Pandémie : Le yoyo des reports et des annulations

© Courtoisie

Au moment où des spectacles prennent ou reprennent l’affiche, plusieurs autres ont été abandonnés depuis le début de la pandémie. Il s’agit de mois, si ce n’est d’années de travail qui s’envolent en fumée, sans assurance d’une éventuelle présentation.

À l’instar de plusieurs collègues, le dramaturge Larry Tremblay a connu une année décourageante en 2020 : une création annulée, deux autres reportées et deux tournées arrêtées en plein vol. En confinement, il a cependant poursuivi l’écriture d’une nouvelle pièce, Coup de vieux. « J’avais une année extraordinaire, mais bon… Je ne suis pas déprimé, juste au ralenti », confie-t-il.

Dans le cadre du 50e anniversaire de l’UQAM, il a écrit 37 solutions qui devait être créée par les étudiant·es de l’École supérieure de théâtre dans une mise en scène de Philippe Cyr. « Ce sont 37 courtes scènes qui se terminent toutes par un meurtre, comme si la violence était une solution. C’est une pièce extrêmement ludique qui peut être jouée par autant de comédien·nes que l’on souhaite. Le spectacle n’a jamais eu lieu. »
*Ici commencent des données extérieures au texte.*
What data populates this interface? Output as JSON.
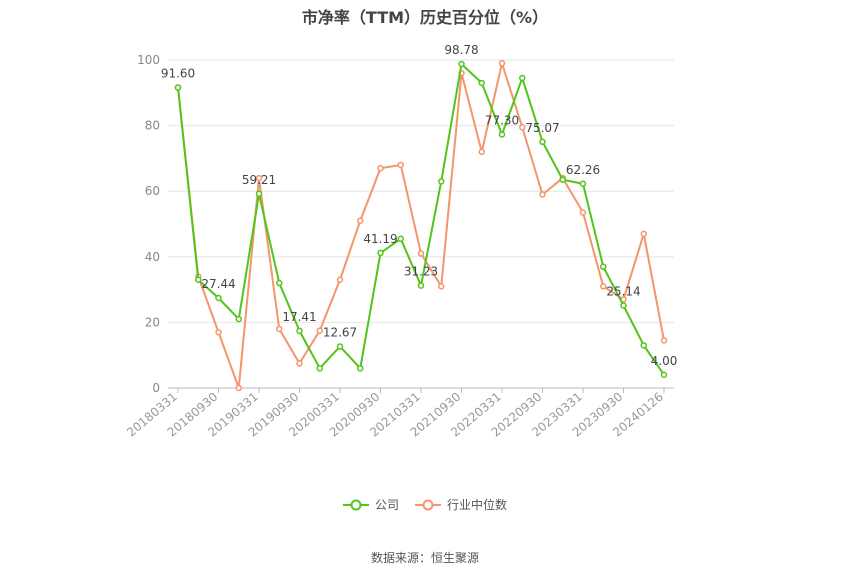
{
  "chart_data": {
    "type": "line",
    "title": "市净率（TTM）历史百分位（%）",
    "xlabel": "",
    "ylabel": "",
    "ylim": [
      0,
      100
    ],
    "yticks": [
      0,
      20,
      40,
      60,
      80,
      100
    ],
    "x": [
      "20180331",
      "",
      "20180930",
      "",
      "20190331",
      "",
      "20190930",
      "",
      "20200331",
      "",
      "20200930",
      "",
      "20210331",
      "",
      "20210930",
      "",
      "20220331",
      "",
      "20220930",
      "",
      "20230331",
      "",
      "20230930",
      "",
      "20240126"
    ],
    "x_tick_labels": [
      "20180331",
      "20180930",
      "20190331",
      "20190930",
      "20200331",
      "20200930",
      "20210331",
      "20210930",
      "20220331",
      "20220930",
      "20230331",
      "20230930",
      "20240126"
    ],
    "series": [
      {
        "name": "公司",
        "color": "#52c41a",
        "values": [
          91.6,
          33.0,
          27.44,
          21.0,
          59.21,
          32.0,
          17.41,
          6.0,
          12.67,
          6.0,
          41.19,
          45.5,
          31.23,
          63.0,
          98.78,
          93.0,
          77.3,
          94.5,
          75.07,
          63.5,
          62.26,
          37.0,
          25.14,
          13.0,
          4.0
        ],
        "labels": {
          "0": "91.60",
          "2": "27.44",
          "4": "59.21",
          "6": "17.41",
          "8": "12.67",
          "10": "41.19",
          "12": "31.23",
          "14": "98.78",
          "16": "77.30",
          "18": "75.07",
          "20": "62.26",
          "22": "25.14",
          "24": "4.00"
        }
      },
      {
        "name": "行业中位数",
        "color": "#f4956b",
        "values": [
          91.6,
          34.0,
          17.0,
          0.0,
          64.0,
          18.0,
          7.5,
          17.5,
          33.0,
          51.0,
          67.0,
          68.0,
          41.0,
          31.0,
          96.0,
          72.0,
          99.0,
          79.5,
          59.0,
          64.0,
          53.5,
          31.0,
          27.0,
          47.0,
          14.5
        ]
      }
    ],
    "legend": {
      "position": "bottom"
    },
    "grid": true
  },
  "source_text": "数据来源：恒生聚源"
}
L’écrivain, qui a enseigné pendant 30 ans à l’UQAM, craint l’engorgement à venir dans les théâtres, ce qui ne pourra qu’être nuisible à la relève. « L’annulation est une grande blessure pour tout le monde, surtout pour les jeunes. Les finissant·es n’ont jamais fini d’une certaine façon. J’ignore où ils et elles en sont, d’ailleurs, puisque la cohorte qui les suit est déjà sortie. »
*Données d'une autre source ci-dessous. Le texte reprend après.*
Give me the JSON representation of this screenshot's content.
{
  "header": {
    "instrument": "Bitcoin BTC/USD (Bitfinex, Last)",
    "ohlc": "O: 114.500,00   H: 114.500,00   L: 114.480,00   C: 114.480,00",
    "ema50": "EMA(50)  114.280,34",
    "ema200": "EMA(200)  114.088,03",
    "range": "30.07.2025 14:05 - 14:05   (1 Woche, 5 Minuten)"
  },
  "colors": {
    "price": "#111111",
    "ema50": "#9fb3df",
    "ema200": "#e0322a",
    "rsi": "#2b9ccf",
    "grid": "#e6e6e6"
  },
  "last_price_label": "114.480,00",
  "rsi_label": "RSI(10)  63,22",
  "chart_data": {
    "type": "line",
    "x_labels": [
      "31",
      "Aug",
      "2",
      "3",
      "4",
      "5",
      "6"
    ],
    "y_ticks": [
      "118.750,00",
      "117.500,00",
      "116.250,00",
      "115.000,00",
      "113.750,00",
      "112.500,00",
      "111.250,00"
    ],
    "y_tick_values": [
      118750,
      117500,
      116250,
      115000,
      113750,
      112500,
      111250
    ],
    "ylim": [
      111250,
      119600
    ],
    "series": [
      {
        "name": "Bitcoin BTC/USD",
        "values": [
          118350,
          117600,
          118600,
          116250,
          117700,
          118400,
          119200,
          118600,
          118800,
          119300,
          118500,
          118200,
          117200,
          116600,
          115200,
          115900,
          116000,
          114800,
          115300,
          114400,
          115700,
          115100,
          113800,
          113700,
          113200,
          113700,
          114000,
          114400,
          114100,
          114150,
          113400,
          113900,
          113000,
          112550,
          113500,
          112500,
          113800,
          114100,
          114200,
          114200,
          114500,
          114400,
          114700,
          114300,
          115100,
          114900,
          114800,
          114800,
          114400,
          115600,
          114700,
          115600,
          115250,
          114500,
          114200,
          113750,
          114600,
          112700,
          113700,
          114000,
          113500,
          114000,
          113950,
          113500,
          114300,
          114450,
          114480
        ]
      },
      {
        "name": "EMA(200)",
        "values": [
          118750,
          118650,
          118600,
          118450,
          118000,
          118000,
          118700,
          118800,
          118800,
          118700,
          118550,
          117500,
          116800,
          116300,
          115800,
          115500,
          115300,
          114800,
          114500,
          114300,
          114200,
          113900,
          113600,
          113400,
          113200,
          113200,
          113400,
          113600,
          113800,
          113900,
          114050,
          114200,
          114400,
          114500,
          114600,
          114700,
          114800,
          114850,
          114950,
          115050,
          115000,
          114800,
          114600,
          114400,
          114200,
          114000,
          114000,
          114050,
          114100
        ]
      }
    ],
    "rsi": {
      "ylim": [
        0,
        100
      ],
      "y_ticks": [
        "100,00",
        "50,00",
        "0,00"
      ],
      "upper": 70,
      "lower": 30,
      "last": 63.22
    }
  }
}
L’opéra L’Orangeraie, version lyrique de son propre roman (aussi adapté au théâtre en 2016), qui devait être présenté au Monument-National en octobre dernier, a été reporté à l’automne prochain. En raison de la crise sanitaire, il n’y aucune certitude là non plus.

« Ça commence à me peser, habitué que je suis à un certain rythme, une certaine frénésie. Je manque de stimulation. Ma vie était contrebalancée par les voyages, mais, là, je ne vois personne. En ce moment, je cherche une fin à Coup de vieux. J’avais commencé à écrire la pièce avant, mais la pandémie m’a bloqué. Comme si le texte était trop dans l’actualité. Il prend un sens très lourd. »
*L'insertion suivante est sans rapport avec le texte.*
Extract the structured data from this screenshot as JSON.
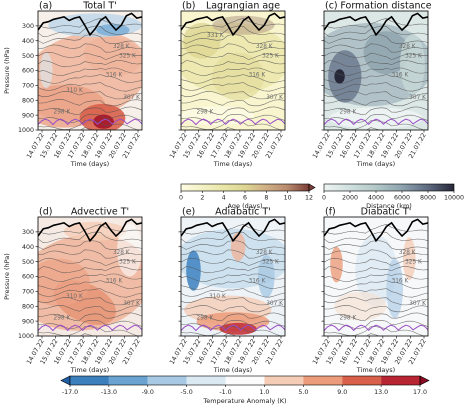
{
  "chart_data": {
    "type": "heatmap",
    "panels": [
      {
        "id": "a",
        "letter": "(a)",
        "title": "Total T'",
        "field": "total"
      },
      {
        "id": "b",
        "letter": "(b)",
        "title": "Lagrangian age",
        "field": "age"
      },
      {
        "id": "c",
        "letter": "(c)",
        "title": "Formation distance",
        "field": "distance"
      },
      {
        "id": "d",
        "letter": "(d)",
        "title": "Advective T'",
        "field": "advective"
      },
      {
        "id": "e",
        "letter": "(e)",
        "title": "Adiabatic T'",
        "field": "adiabatic"
      },
      {
        "id": "f",
        "letter": "(f)",
        "title": "Diabatic T'",
        "field": "diabatic"
      }
    ],
    "x_tick_labels": [
      "14.07.22",
      "15.07.22",
      "16.07.22",
      "17.07.22",
      "18.07.22",
      "19.07.22",
      "20.07.22",
      "21.07.22"
    ],
    "xlabel": "Time (days)",
    "ylabel": "Pressure (hPa)",
    "y_ticks": [
      300,
      400,
      500,
      600,
      700,
      800,
      900,
      1000
    ],
    "ylim": [
      1000,
      200
    ],
    "contour_labels": [
      {
        "panel": "a",
        "text": "328 K",
        "x": 0.8,
        "y": 0.31
      },
      {
        "panel": "a",
        "text": "325 K",
        "x": 0.86,
        "y": 0.39
      },
      {
        "panel": "a",
        "text": "316 K",
        "x": 0.73,
        "y": 0.55
      },
      {
        "panel": "a",
        "text": "310 K",
        "x": 0.35,
        "y": 0.68
      },
      {
        "panel": "a",
        "text": "307 K",
        "x": 0.9,
        "y": 0.74
      },
      {
        "panel": "a",
        "text": "298 K",
        "x": 0.23,
        "y": 0.86
      },
      {
        "panel": "b",
        "text": "331 K",
        "x": 0.33,
        "y": 0.22
      },
      {
        "panel": "b",
        "text": "328 K",
        "x": 0.8,
        "y": 0.31
      },
      {
        "panel": "b",
        "text": "325 K",
        "x": 0.86,
        "y": 0.39
      },
      {
        "panel": "b",
        "text": "316 K",
        "x": 0.73,
        "y": 0.55
      },
      {
        "panel": "b",
        "text": "307 K",
        "x": 0.9,
        "y": 0.74
      },
      {
        "panel": "b",
        "text": "298 K",
        "x": 0.23,
        "y": 0.86
      },
      {
        "panel": "c",
        "text": "328 K",
        "x": 0.8,
        "y": 0.31
      },
      {
        "panel": "c",
        "text": "325 K",
        "x": 0.86,
        "y": 0.39
      },
      {
        "panel": "c",
        "text": "316 K",
        "x": 0.73,
        "y": 0.55
      },
      {
        "panel": "c",
        "text": "307 K",
        "x": 0.9,
        "y": 0.74
      },
      {
        "panel": "c",
        "text": "298 K",
        "x": 0.23,
        "y": 0.86
      },
      {
        "panel": "d",
        "text": "328 K",
        "x": 0.8,
        "y": 0.31
      },
      {
        "panel": "d",
        "text": "325 K",
        "x": 0.86,
        "y": 0.39
      },
      {
        "panel": "d",
        "text": "316 K",
        "x": 0.73,
        "y": 0.55
      },
      {
        "panel": "d",
        "text": "310 K",
        "x": 0.35,
        "y": 0.68
      },
      {
        "panel": "d",
        "text": "307 K",
        "x": 0.9,
        "y": 0.74
      },
      {
        "panel": "d",
        "text": "298 K",
        "x": 0.23,
        "y": 0.86
      },
      {
        "panel": "e",
        "text": "328 K",
        "x": 0.8,
        "y": 0.31
      },
      {
        "panel": "e",
        "text": "325 K",
        "x": 0.86,
        "y": 0.39
      },
      {
        "panel": "e",
        "text": "316 K",
        "x": 0.73,
        "y": 0.55
      },
      {
        "panel": "e",
        "text": "310 K",
        "x": 0.35,
        "y": 0.68
      },
      {
        "panel": "e",
        "text": "307 K",
        "x": 0.9,
        "y": 0.74
      },
      {
        "panel": "e",
        "text": "298 K",
        "x": 0.23,
        "y": 0.86
      },
      {
        "panel": "f",
        "text": "328 K",
        "x": 0.8,
        "y": 0.31
      },
      {
        "panel": "f",
        "text": "325 K",
        "x": 0.86,
        "y": 0.39
      },
      {
        "panel": "f",
        "text": "316 K",
        "x": 0.73,
        "y": 0.55
      },
      {
        "panel": "f",
        "text": "307 K",
        "x": 0.9,
        "y": 0.74
      },
      {
        "panel": "f",
        "text": "298 K",
        "x": 0.23,
        "y": 0.86
      }
    ],
    "colorbars": [
      {
        "id": "age",
        "label": "Age (days)",
        "ticks": [
          "0",
          "2",
          "4",
          "6",
          "8",
          "10",
          "12"
        ],
        "range": [
          0,
          12
        ],
        "colors": [
          "#fdfbe3",
          "#f3f1c4",
          "#e9e6a9",
          "#ddd693",
          "#cfae86",
          "#b78a6e",
          "#7a3d36"
        ]
      },
      {
        "id": "distance",
        "label": "Distance (km)",
        "ticks": [
          "0",
          "2000",
          "4000",
          "6000",
          "8000",
          "10000"
        ],
        "range": [
          0,
          10000
        ],
        "colors": [
          "#edf4f3",
          "#cfe0dd",
          "#b2c8c7",
          "#8ea3ae",
          "#5e6a80",
          "#262738"
        ]
      },
      {
        "id": "anomaly",
        "label": "Temperature Anomaly (K)",
        "ticks": [
          "-17.0",
          "-13.0",
          "-9.0",
          "-5.0",
          "-1.0",
          "1.0",
          "5.0",
          "9.0",
          "13.0",
          "17.0"
        ],
        "colors": [
          "#1f5fa6",
          "#3b7fbd",
          "#6aa3d2",
          "#a7c9e4",
          "#dbe9f3",
          "#fbfbfb",
          "#f5cdb6",
          "#ec9c7b",
          "#d8604b",
          "#b82532",
          "#8a0b23"
        ]
      }
    ],
    "colors": {
      "tropopause": "#000000",
      "boundary_layer": "#9b4dc8",
      "isentropes": "#555555"
    }
  }
}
Son Abraham Lincoln va au théâtre, qui devait prendre l’affiche au TNM, a été transformé en laboratoire webdiffusé. La pièce devrait être créée maintenant en… 2023 !

Du côté de la danse

Le milieu de la danse a été tout autant affecté en 2020. La chorégraphe et danseuse Anne Plamondon a vu sa création Seulement toi être annulée cinq jours avant la première, il y a un an. « C’était surréaliste, dit-elle. On vivait une poussée d’adrénaline avec des journées de 10 heures. Cela représente deux ans de travail avec les demandes de subventions, les ententes avec les diffuseurs, la recherche et la création. Comme danseuse, je n’avais manqué qu’un seul spectacle dans ma carrière à cause d’une foulure. »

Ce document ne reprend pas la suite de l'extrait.